Di era media sosial, segalanya bisa viral dalam hitungan detik. Ada yang baru berbuat salah, langsung discreenshot, direkam, dan disebarkan. Katanya “biar jadi pelajaran,” tapi sering kali, niat baik berubah jadi tontonan yang mempermalukan orang lain.
Fenomena spill dan kepoan terhadap aib orang ini makin marak, dan tanpa sadar, kita justru sedang bermain-main dengan dosa besar.
Padahal, Rasulullah sudah memberi peringatan keras soal ini. Dalam hadits yang diriwayatkan oleh Bukhari dan Muslim, beliau bersabda:
“Jika seseorang menutupi kesalahan-kesalahan orang lain, maka Allah akan menutupi kesalahannya pada Hari Kiamat. Dan siapa yang menyingkap aib saudaranya, Allah akan menyingkap aibnya meskipun di dalam rumahnya.”
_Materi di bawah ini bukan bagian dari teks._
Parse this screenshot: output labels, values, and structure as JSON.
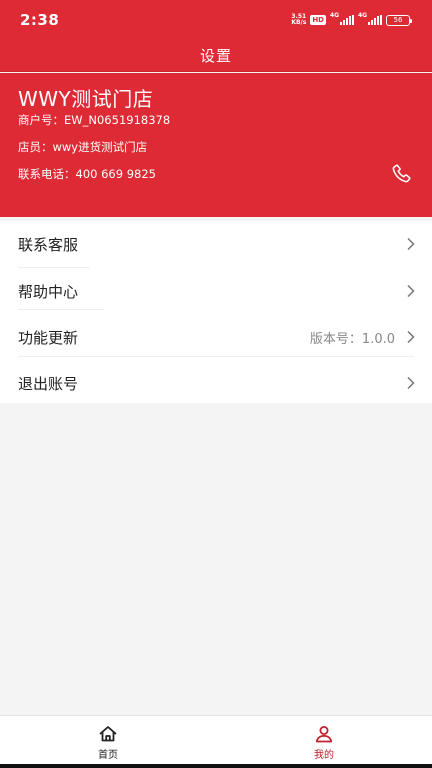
{
  "status_bar": {
    "time": "2:38",
    "net_speed_value": "3.51",
    "net_speed_unit": "KB/s",
    "hd_badge": "HD",
    "signal_1_label": "4G",
    "signal_2_label": "4G",
    "battery": "56"
  },
  "nav": {
    "title": "设置"
  },
  "profile": {
    "store_name": "WWY测试门店",
    "merchant_no": "商户号：EW_N0651918378",
    "clerk": "店员：wwy进货测试门店",
    "phone": "联系电话：400 669 9825",
    "phone_icon": "phone-icon"
  },
  "menu": {
    "items": [
      {
        "label": "联系客服",
        "value": ""
      },
      {
        "label": "帮助中心",
        "value": ""
      },
      {
        "label": "功能更新",
        "value": "版本号：1.0.0"
      },
      {
        "label": "退出账号",
        "value": ""
      }
    ]
  },
  "tabs": [
    {
      "label": "首页",
      "icon": "home-icon",
      "active": false
    },
    {
      "label": "我的",
      "icon": "user-icon",
      "active": true
    }
  ],
  "colors": {
    "brand_red": "#dd2a35",
    "active_tab": "#c0212c",
    "inactive_tab": "#222222",
    "background": "#f4f4f4"
  }
}
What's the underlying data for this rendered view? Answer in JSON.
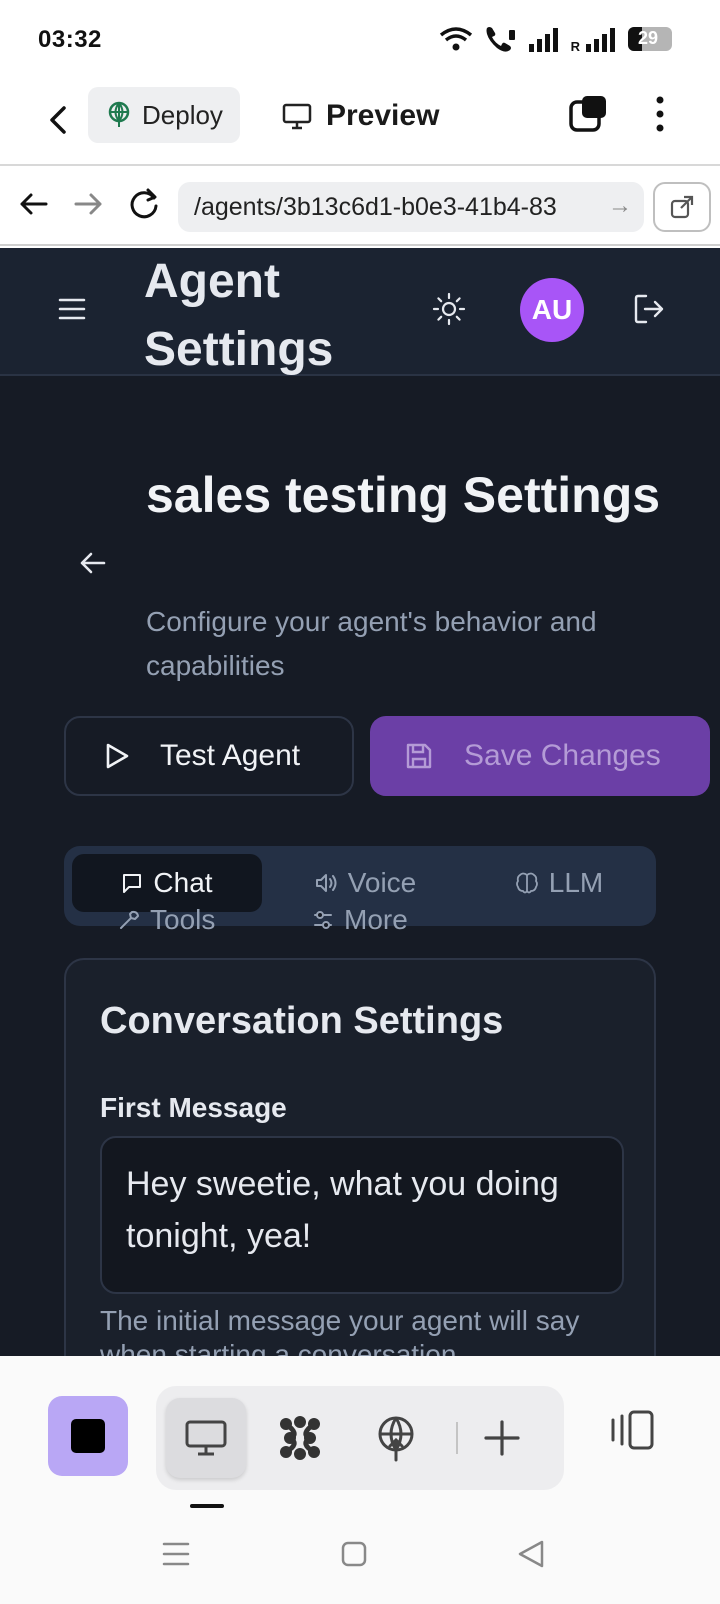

Hadis ini sederhana tapi dalam banget maknanya. Artinya, kalau kita sibuk membuka aib orang lain, bersiaplah — karena Allah sendiri yang akan “membalas” dengan membuka aib kita, bahkan yang paling tersembunyi.
Bayangkan kalau rahasia atau kesalahan kecilmu yang kamu pikir aman, tiba-tiba dibongkar di depan publik? Malu, kan? Nah, itu sebabnya Islam sangat menekankan adab menjaga rahasia dan kehormatan sesama manusia.
Kepo Itu Bukan Cinta, Itu Pelanggaran Privasi
Kadang kita merasa wajar “penasaran” dengan kehidupan orang lain. Tapi rasa penasaran bisa berubah jadi racun kalau diarahkan ke hal yang nggak seharusnya. Al-Qur’an sudah mengingatkan dengan sangat jelas dalam Surah Al-Hujurat ayat 12:
“Wahai orang-orang yang beriman! Jauhilah banyak dari prasangka, karena sebagian prasangka itu dosa. Dan janganlah kamu mencari-cari kesalahan orang lain…”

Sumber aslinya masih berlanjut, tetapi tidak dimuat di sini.